New national survey results from the Public Religion Research Institute suggest that even religious Americans—a portion of which is frequently credited with handing Trump the White House and serves as a fiercely loyal base—find the idea of formally exiling LGBT Americans from public life unpopular. As has been the case for several years, PRRI’s latest data confirm that a majority of Americans, across all 50 states and regardless of political ideology or demographic identity, support legal nondiscrimination protections for their fellow LGBT citizens. That support extends across “all major religious groups in the U.S.,” according to PRRI. Support for nondiscrimination protections is highest among those who identify with New Age religions (86%), Judaism (80%), Hinduism (79%), Buddhism (75%) and the much-discussed “Nones,” (78%) who are religiously unaffiliated.
Those results are likely unsurprising to anyone who’s been following the rise of the so-called religious left, but even as the religious ideologies surveyed move to the right, support for nondiscrimination protections stays above the 50% mark. Mormons support nondiscrimination protections by a 70% margin, white mainline Catholics and Protestants both fall at 71%, Hispanic Catholics at 72%, while other non-white Catholics are in favor by 68%. Black Protestants register their support (65%) above other non-white Protestants (61%), while Hispanic Protestants and Muslims both support such protections by 60%, and Orthodox Christians hover at 59% support. Most interestingly, PRRI found that a full 54% of white evangelical Protestants—who overwhelmingly voted for and continue to support Trump—are in favor of nondiscrimination protections for LGBT Americans. Only Jehovah’s Witnesses registered lower levels of support, at 53%.

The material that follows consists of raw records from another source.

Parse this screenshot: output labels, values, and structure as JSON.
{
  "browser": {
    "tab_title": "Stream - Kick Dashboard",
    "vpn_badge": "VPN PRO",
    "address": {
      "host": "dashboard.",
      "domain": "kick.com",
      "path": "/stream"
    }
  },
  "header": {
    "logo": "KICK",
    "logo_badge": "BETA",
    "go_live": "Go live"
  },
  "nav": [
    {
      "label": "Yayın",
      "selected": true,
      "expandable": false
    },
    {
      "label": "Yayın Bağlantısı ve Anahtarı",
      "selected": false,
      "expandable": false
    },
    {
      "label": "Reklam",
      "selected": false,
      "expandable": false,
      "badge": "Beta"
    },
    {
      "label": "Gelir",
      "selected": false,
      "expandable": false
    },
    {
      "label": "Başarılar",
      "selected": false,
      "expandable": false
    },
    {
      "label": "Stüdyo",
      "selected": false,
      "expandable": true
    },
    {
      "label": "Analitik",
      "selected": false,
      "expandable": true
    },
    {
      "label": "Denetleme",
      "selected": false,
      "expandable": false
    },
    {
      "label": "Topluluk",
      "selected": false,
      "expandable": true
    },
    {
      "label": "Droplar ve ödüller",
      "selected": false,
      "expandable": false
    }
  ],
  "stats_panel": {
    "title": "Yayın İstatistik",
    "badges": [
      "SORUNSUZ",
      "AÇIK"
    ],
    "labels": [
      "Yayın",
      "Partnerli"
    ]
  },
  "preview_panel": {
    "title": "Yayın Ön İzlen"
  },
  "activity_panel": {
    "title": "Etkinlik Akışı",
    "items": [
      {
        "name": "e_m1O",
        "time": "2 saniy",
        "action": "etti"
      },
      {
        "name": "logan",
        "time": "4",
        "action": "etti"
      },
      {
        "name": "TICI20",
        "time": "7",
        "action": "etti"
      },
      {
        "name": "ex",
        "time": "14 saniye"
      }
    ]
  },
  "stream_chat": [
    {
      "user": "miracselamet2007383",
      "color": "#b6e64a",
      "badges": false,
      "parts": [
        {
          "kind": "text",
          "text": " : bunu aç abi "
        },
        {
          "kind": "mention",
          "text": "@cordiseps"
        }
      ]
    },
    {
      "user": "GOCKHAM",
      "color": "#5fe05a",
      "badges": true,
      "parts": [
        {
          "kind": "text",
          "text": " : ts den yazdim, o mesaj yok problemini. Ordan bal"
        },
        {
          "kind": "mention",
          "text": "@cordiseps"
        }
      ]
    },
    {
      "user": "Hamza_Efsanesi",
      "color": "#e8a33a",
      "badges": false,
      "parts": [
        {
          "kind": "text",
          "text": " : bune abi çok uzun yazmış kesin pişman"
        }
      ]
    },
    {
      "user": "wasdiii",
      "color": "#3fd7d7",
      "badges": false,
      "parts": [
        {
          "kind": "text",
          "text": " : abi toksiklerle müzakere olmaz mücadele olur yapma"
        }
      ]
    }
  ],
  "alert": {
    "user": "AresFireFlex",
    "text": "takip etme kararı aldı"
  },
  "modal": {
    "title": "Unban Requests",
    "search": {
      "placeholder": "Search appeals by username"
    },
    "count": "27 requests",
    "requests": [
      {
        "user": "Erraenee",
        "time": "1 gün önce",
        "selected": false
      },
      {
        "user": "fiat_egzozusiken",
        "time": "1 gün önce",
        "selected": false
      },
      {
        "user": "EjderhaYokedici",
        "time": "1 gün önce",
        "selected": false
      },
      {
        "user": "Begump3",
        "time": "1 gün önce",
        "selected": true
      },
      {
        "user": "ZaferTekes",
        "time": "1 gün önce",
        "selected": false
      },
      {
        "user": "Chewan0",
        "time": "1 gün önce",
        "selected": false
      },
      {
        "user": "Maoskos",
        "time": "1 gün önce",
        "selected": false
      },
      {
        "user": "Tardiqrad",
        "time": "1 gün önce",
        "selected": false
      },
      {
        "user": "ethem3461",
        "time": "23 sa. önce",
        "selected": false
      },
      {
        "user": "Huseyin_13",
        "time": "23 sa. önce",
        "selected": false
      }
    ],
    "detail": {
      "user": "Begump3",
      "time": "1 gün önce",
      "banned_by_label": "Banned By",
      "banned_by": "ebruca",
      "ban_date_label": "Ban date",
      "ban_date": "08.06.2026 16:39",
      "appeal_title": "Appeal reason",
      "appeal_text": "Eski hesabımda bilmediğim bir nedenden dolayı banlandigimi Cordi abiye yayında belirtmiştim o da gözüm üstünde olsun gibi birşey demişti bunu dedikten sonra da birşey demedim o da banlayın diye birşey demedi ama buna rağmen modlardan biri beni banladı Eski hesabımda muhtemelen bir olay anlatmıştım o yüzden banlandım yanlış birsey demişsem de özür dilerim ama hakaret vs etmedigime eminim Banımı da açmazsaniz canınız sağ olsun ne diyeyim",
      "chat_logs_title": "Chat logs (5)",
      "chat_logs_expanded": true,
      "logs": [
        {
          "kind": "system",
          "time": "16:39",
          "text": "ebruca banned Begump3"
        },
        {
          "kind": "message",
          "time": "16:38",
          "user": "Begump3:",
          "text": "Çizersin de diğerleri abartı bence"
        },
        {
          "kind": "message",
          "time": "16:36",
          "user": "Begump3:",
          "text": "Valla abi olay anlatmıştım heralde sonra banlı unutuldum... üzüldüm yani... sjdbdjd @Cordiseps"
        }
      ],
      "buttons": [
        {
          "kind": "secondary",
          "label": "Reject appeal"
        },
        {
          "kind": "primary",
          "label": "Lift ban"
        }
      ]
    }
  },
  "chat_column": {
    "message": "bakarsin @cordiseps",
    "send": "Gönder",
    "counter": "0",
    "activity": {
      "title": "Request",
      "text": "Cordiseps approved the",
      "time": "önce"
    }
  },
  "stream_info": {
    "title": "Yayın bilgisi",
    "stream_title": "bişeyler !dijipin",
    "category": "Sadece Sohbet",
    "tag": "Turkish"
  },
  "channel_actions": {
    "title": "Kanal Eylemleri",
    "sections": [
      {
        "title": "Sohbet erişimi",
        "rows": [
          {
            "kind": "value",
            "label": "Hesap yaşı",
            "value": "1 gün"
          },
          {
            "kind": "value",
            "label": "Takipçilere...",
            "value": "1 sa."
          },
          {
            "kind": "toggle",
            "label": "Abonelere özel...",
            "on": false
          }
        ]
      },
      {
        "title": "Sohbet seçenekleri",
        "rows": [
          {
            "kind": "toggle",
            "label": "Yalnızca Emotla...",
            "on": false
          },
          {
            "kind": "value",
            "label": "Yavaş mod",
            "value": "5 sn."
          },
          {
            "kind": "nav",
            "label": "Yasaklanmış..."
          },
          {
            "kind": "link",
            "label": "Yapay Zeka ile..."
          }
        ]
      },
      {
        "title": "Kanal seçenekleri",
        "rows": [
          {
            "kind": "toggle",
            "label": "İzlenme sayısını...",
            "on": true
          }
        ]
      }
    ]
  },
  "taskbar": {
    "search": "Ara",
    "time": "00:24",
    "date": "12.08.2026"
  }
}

It’s worth noting that the PRRI survey gauged support for state laws that protected LGBT people from discrimination in employment, housing, and public accommodations, while the Equality Act would codify those protections on a federal level. Currently, only a handful of states offer nondiscrimination protections based on sexual orientation, and even fewer extend those protections to transgender, nonbinary, or genderqueer residents. Protections in housing and education are even more piecemeal, sometimes varying widely between counties within a given state. It’s also worth noting that the wording and framing of this survey had a significant impact on the result. Had the question included “religious exemptions,” or some such language, the results would likely have been quite different.
There’s no question that Sen. Baldwin was correct: We do need the Equality Act. But the larger questions still loom: Will Sen. McConnell give the American people what they need? Does he even see LGBT Americans as Americans, let alone worthy of equal protection under the law? And would Donald Trump ever consider signing such a bill, when it would directly undermine so many of the domestic policy proposals his right-wing cabinet and advisers have implemented?
For supporters of the bill, the best hope might lie in the knowledge that, more than ideological consistency or even appeasing his base, this President loves “winning.” And if he did sign The Equality Act into law, there would finally be a (tiny) grain of truth to his campaign promise to be an “LGBT-friendly” Republican. It wouldn’t undo the very real harm done to countless LGBTQ people by this Administration, but it would offer a modicum of security to those of us fortunate enough to be U.S. citizens who are employed, housed, and able to access public spaces.